Each turn, the player moves his units around between cards (each unit will have a speed of 1 to 3, indicating how many cards it can move per turn). A unit must stop when it enters a room with an enemy unit, or if it is the hero player's turn, into a a new room that is to be uncovered. Dungeon units can move through covered rooms, but can not use their special abilities. No more than three units per side can be in a room (six total).
After both players move, it goes into the combat phase. Each player can initiate a single combat in any room that has both his units and enemy units. Combat is simple. Attacker adds up all the attack value for his units, then subtracts the total defense value for the enemy. If the result is greater than 0, that number of points must be subtracted from the defense's units, however the defense sees fit. Then, the defense returns the favor, assuming he still has units left to attack with after the damage is done.
For example: Ruby (Atk:4) and Hechter (Atk:2) fight against two demon knights (Def:2).
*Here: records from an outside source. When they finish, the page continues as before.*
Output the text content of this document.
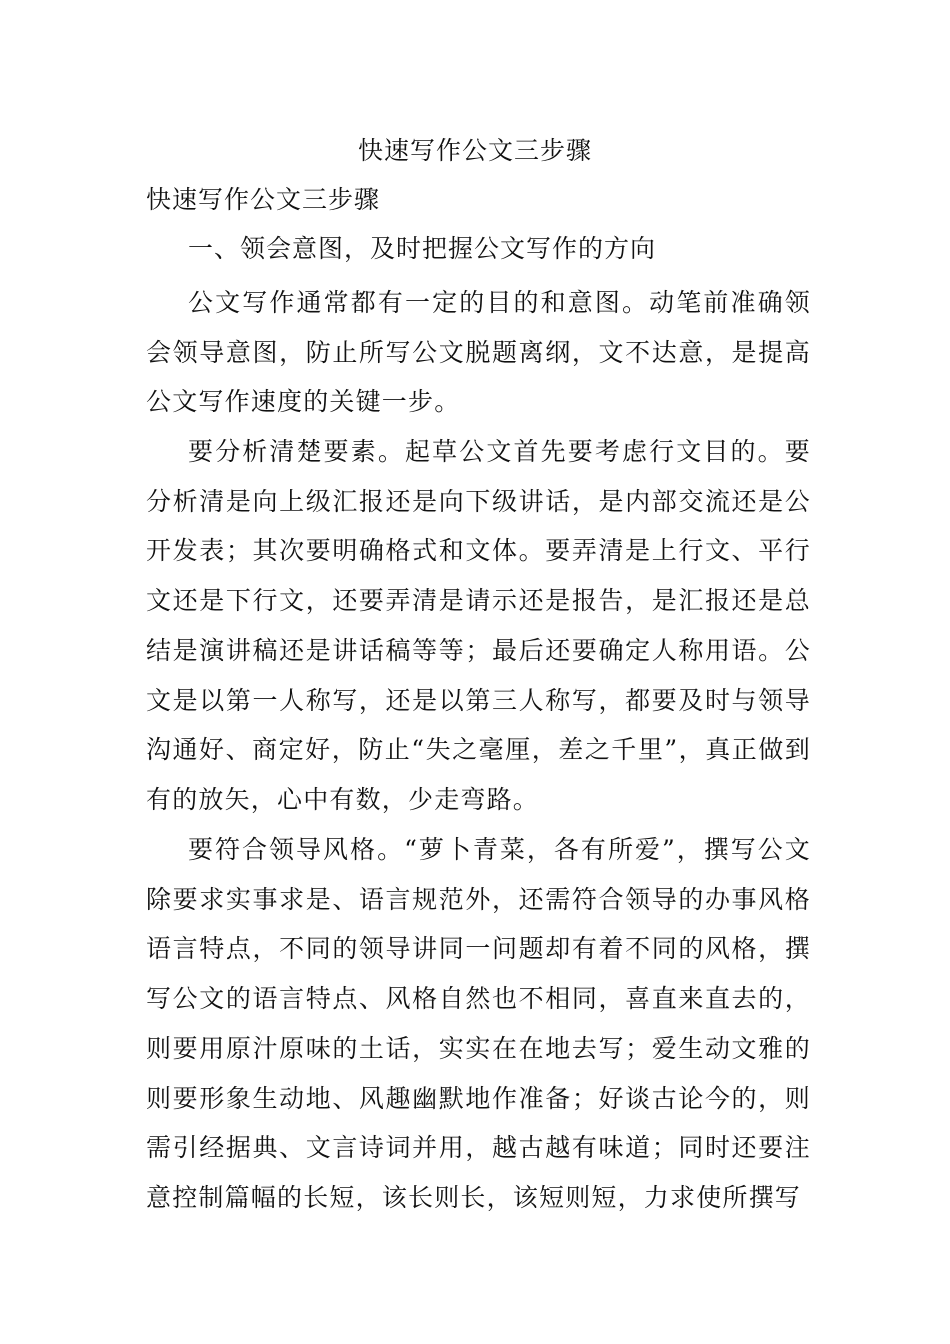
快速写作公文三步骤
快速写作公文三步骤
一、领会意图，及时把握公文写作的方向

公文写作通常都有一定的目的和意图。动笔前准确领会领导意图，防止所写公文脱题离纲，文不达意，是提高公文写作速度的关键一步。

要分析清楚要素。起草公文首先要考虑行文目的。要分析清是向上级汇报还是向下级讲话，是内部交流还是公开发表；其次要明确格式和文体。要弄清是上行文、平行文还是下行文，还要弄清是请示还是报告，是汇报还是总结是演讲稿还是讲话稿等等；最后还要确定人称用语。公文是以第一人称写，还是以第三人称写，都要及时与领导沟通好、商定好，防止“失之毫厘，差之千里”，真正做到有的放矢，心中有数，少走弯路。

要符合领导风格。“萝卜青菜，各有所爱”，撰写公文除要求实事求是、语言规范外，还需符合领导的办事风格语言特点，不同的领导讲同一问题却有着不同的风格，撰写公文的语言特点、风格自然也不相同，喜直来直去的，则要用原汁原味的土话，实实在在地去写；爱生动文雅的则要形象生动地、风趣幽默地作准备；好谈古论今的，则需引经据典、文言诗词并用，越古越有味道；同时还要注意控制篇幅的长短，该长则长，该短则短，力求使所撰写
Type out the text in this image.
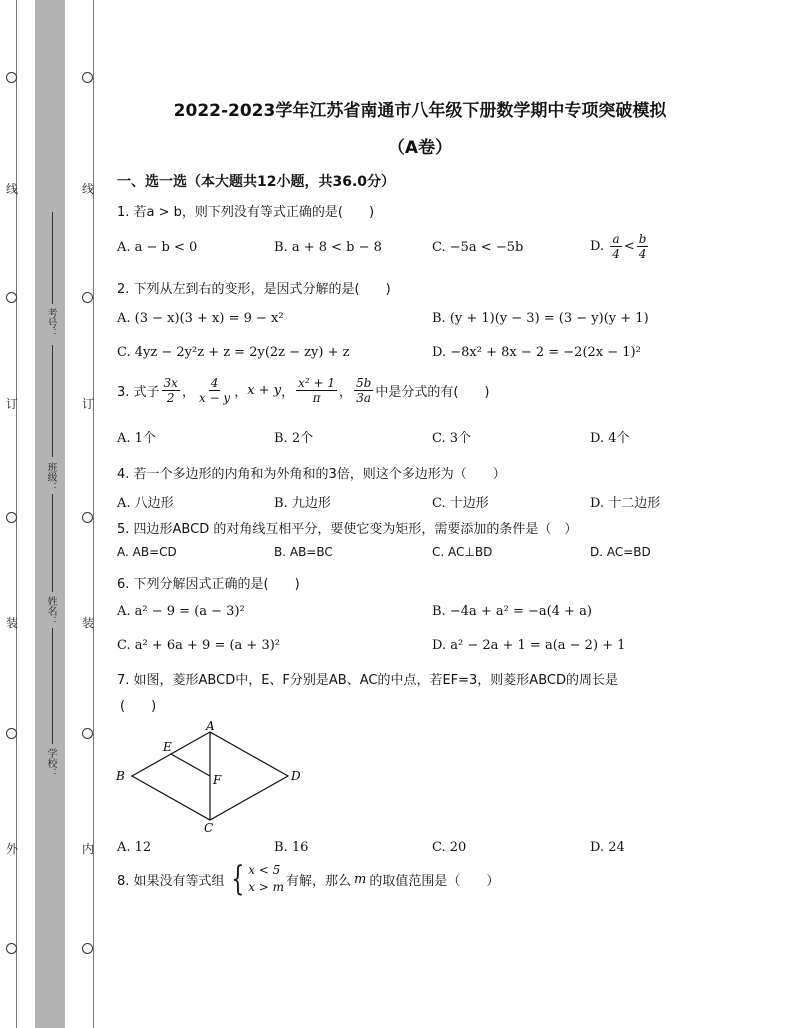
线
订
装
外
线
订
装
内
考号：
班级：
姓名：
学校：
2022-2023学年江苏省南通市八年级下册数学期中专项突破模拟
（A卷）
一、选一选（本大题共12小题，共36.0分）
1. 若a > b，则下列没有等式正确的是(　　)
A. a − b < 0	B. a + 8 < b − 8	C. −5a < −5b	D. $\frac{a}{4} < \frac{b}{4}$
2. 下列从左到右的变形，是因式分解的是(　　)
A. (3 − x)(3 + x) = 9 − x²	B. (y + 1)(y − 3) = (3 − y)(y + 1)
C. 4yz − 2y²z + z = 2y(2z − zy) + z	D. −8x² + 8x − 2 = −2(2x − 1)²
3. 式子 $\frac{3x}{2}$ ， $\frac{4}{x - y}$ ， x + y ， $\frac{\text{x² + 1}}{\pi}$ ， $\frac{5b}{3a}$ 中是分式的有(　　)
A. 1个	B. 2个	C. 3个	D. 4个
4. 若一个多边形的内角和为外角和的3倍，则这个多边形为（　　）
A. 八边形	B. 九边形	C. 十边形	D. 十二边形
5. 四边形ABCD 的对角线互相平分，要使它变为矩形，需要添加的条件是（　）
A. AB=CD	B. AB=BC	C. AC⊥BD	D. AC=BD
6. 下列分解因式正确的是(　　)
A. a² − 9 = (a − 3)²	B. −4a + a² = −a(4 + a)
C. a² + 6a + 9 = (a + 3)²	D. a² − 2a + 1 = a(a − 2) + 1
7. 如图，菱形ABCD中，E、F分别是AB、AC的中点，若EF=3，则菱形ABCD的周长是
(　　)
A
B
C
D
E
F
A. 12	B. 16	C. 20	D. 24
8. 如果没有等式组 { x < 5
x > m 有解，那么 m 的取值范围是（　　）
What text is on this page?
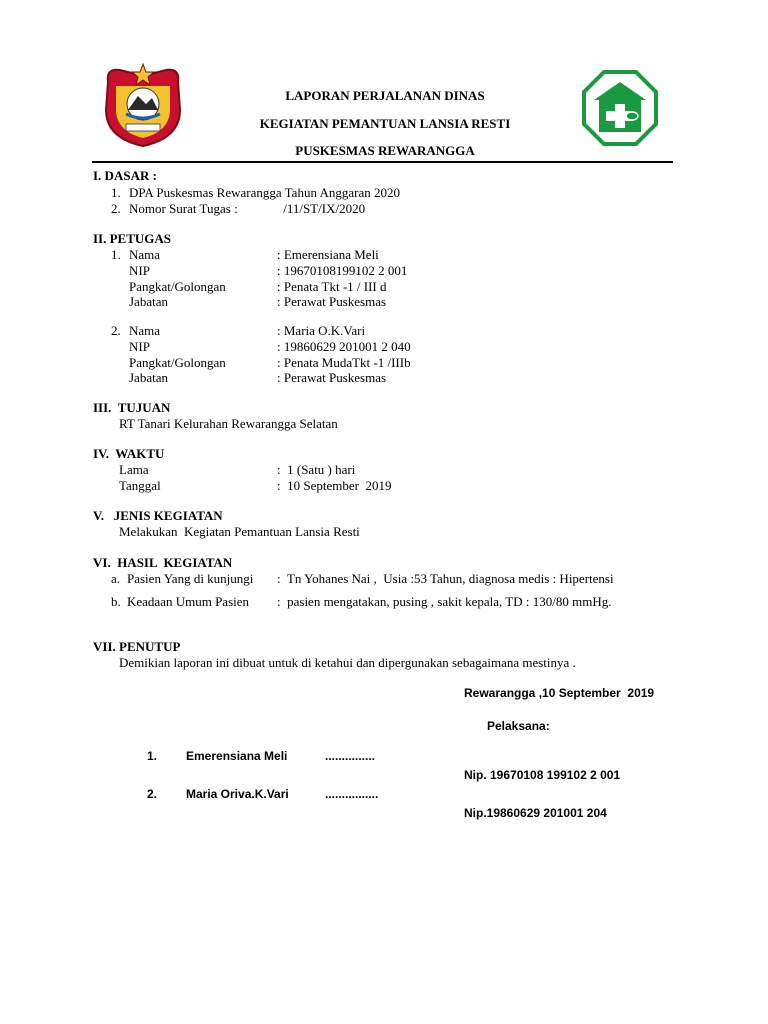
LAPORAN PERJALANAN DINAS
KEGIATAN PEMANTUAN LANSIA RESTI
PUSKESMAS REWARANGGA
I. DASAR :
1. DPA Puskesmas Rewarangga Tahun Anggaran 2020
2. Nomor Surat Tugas :              /11/ST/IX/2020
II. PETUGAS
1. Nama	: Emerensiana Meli
NIP	: 19670108199102 2 001
Pangkat/Golongan	: Penata Tkt -1 / III d
Jabatan	: Perawat Puskesmas
2. Nama	: Maria O.K.Vari
NIP	: 19860629 201001 2 040
Pangkat/Golongan	: Penata MudaTkt -1 /IIIb
Jabatan	: Perawat Puskesmas
III.  TUJUAN
RT Tanari Kelurahan Rewarangga Selatan
IV.  WAKTU
Lama	:  1 (Satu ) hari
Tanggal	:  10 September  2019
V.   JENIS KEGIATAN
Melakukan  Kegiatan Pemantuan Lansia Resti
VI.  HASIL  KEGIATAN
a. Pasien Yang di kunjungi :  Tn Yohanes Nai ,  Usia :53 Tahun, diagnosa medis : Hipertensi
b. Keadaan Umum Pasien :  pasien mengatakan, pusing , sakit kepala, TD : 130/80 mmHg.
VII. PENUTUP
Demikian laporan ini dibuat untuk di ketahui dan dipergunakan sebagaimana mestinya .
Rewarangga ,10 September  2019
Pelaksana:
1. Emerensiana Meli	...............
Nip. 19670108 199102 2 001
2. Maria Oriva.K.Vari	................
Nip.19860629 201001 204
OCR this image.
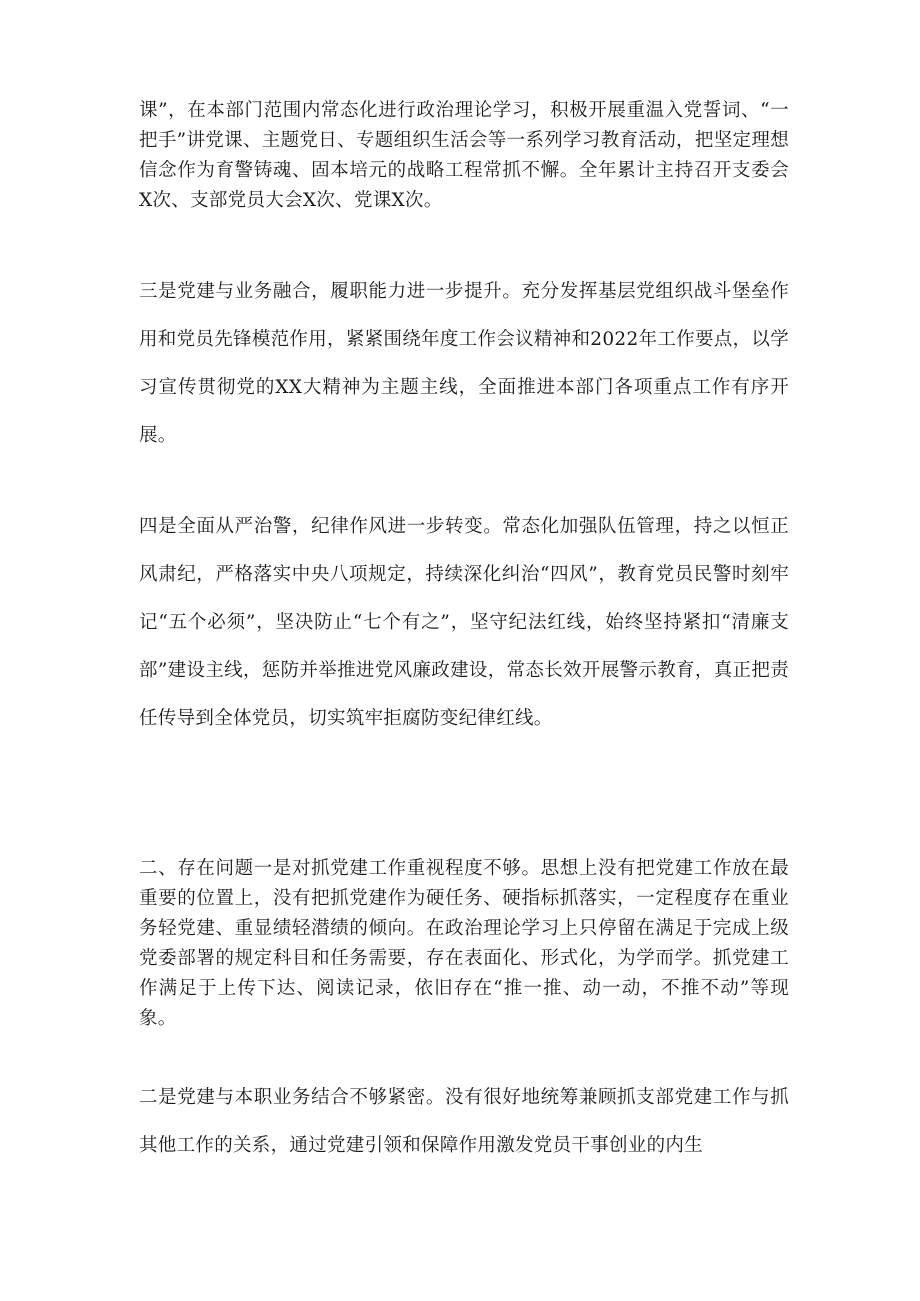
课”，在本部门范围内常态化进行政治理论学习，积极开展重温入党誓词、“一把手”讲党课、主题党日、专题组织生活会等一系列学习教育活动，把坚定理想信念作为育警铸魂、固本培元的战略工程常抓不懈。全年累计主持召开支委会X次、支部党员大会X次、党课X次。

三是党建与业务融合，履职能力进一步提升。充分发挥基层党组织战斗堡垒作用和党员先锋模范作用，紧紧围绕年度工作会议精神和2022年工作要点，以学习宣传贯彻党的XX大精神为主题主线，全面推进本部门各项重点工作有序开展。

四是全面从严治警，纪律作风进一步转变。常态化加强队伍管理，持之以恒正风肃纪，严格落实中央八项规定，持续深化纠治“四风”，教育党员民警时刻牢记“五个必须”，坚决防止“七个有之”，坚守纪法红线，始终坚持紧扣“清廉支部”建设主线，惩防并举推进党风廉政建设，常态长效开展警示教育，真正把责任传导到全体党员，切实筑牢拒腐防变纪律红线。

二、存在问题一是对抓党建工作重视程度不够。思想上没有把党建工作放在最重要的位置上，没有把抓党建作为硬任务、硬指标抓落实，一定程度存在重业务轻党建、重显绩轻潜绩的倾向。在政治理论学习上只停留在满足于完成上级党委部署的规定科目和任务需要，存在表面化、形式化，为学而学。抓党建工作满足于上传下达、阅读记录，依旧存在“推一推、动一动，不推不动”等现象。

二是党建与本职业务结合不够紧密。没有很好地统筹兼顾抓支部党建工作与抓其他工作的关系，通过党建引领和保障作用激发党员干事创业的内生
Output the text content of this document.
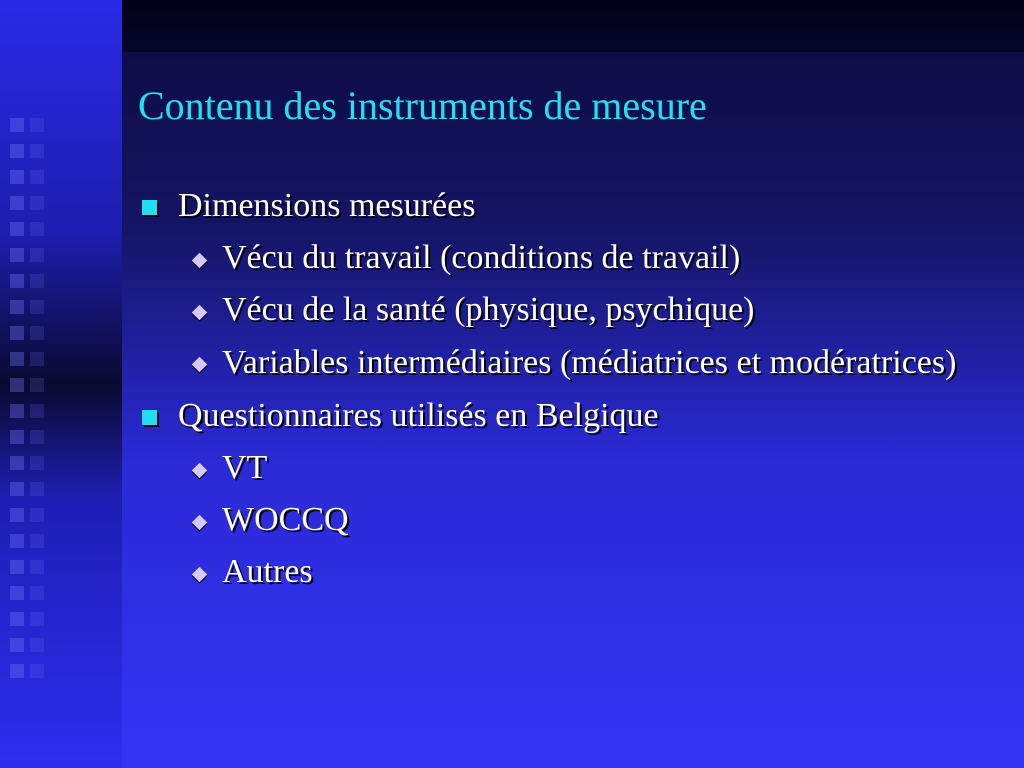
Contenu des instruments de mesure
Dimensions mesurées
Vécu du travail (conditions de travail)
Vécu de la santé (physique, psychique)
Variables intermédiaires (médiatrices et modératrices)
Questionnaires utilisés en Belgique
VT
WOCCQ
Autres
The result is 4 + 2 - 2 -2 = 2, so the dungeon player must remove two hitpoints from his two demon knights. It's his choice how they are distributed. He can take two from one unit or one from both units.
The meat of this concept is that each room is a card, and cards can be stacked or flipped. For instance, take the cards with a door on them. Those are actually a stack of two cards. Once the door is opened, that card is popped off the stack, changing the room into whatever was below it (in this case, a treasure room).
Room stacks can be used in other ways. For instance, the lock to the final boss could be a stack of four locked doors. As the players find keys or other ways to open the doors, the locks are popped off the stack. The dungeon player, meanwhile, could be working to push more locks on the stack to keep the door locked.
Each card has two versions of itself, printed on the front and on the back. Certain events in the game can cause cards to flip to their alternate versions. For example, the alternate sides of the ladders may be an unusable version of the ladder. You'd have to flip the two cards before you could use the ladder to change levels.
Rooms themselves may affect combat in some ways. For instance, they may add defense to one side or another, or they may have a built in unit which can not change rooms or lose hitpoints, but still adds to the attack and defense in battles for that card. It could be that flipping a room's card changes it from favoring one side to favoring the others.
The final wrinkle in the card manipulation aspect is translucent cards. These are placed on top of an existing room to modify its contents in some way. Pictured above is a darkness card. When placed over a room, none of the room's effects trigger during battle.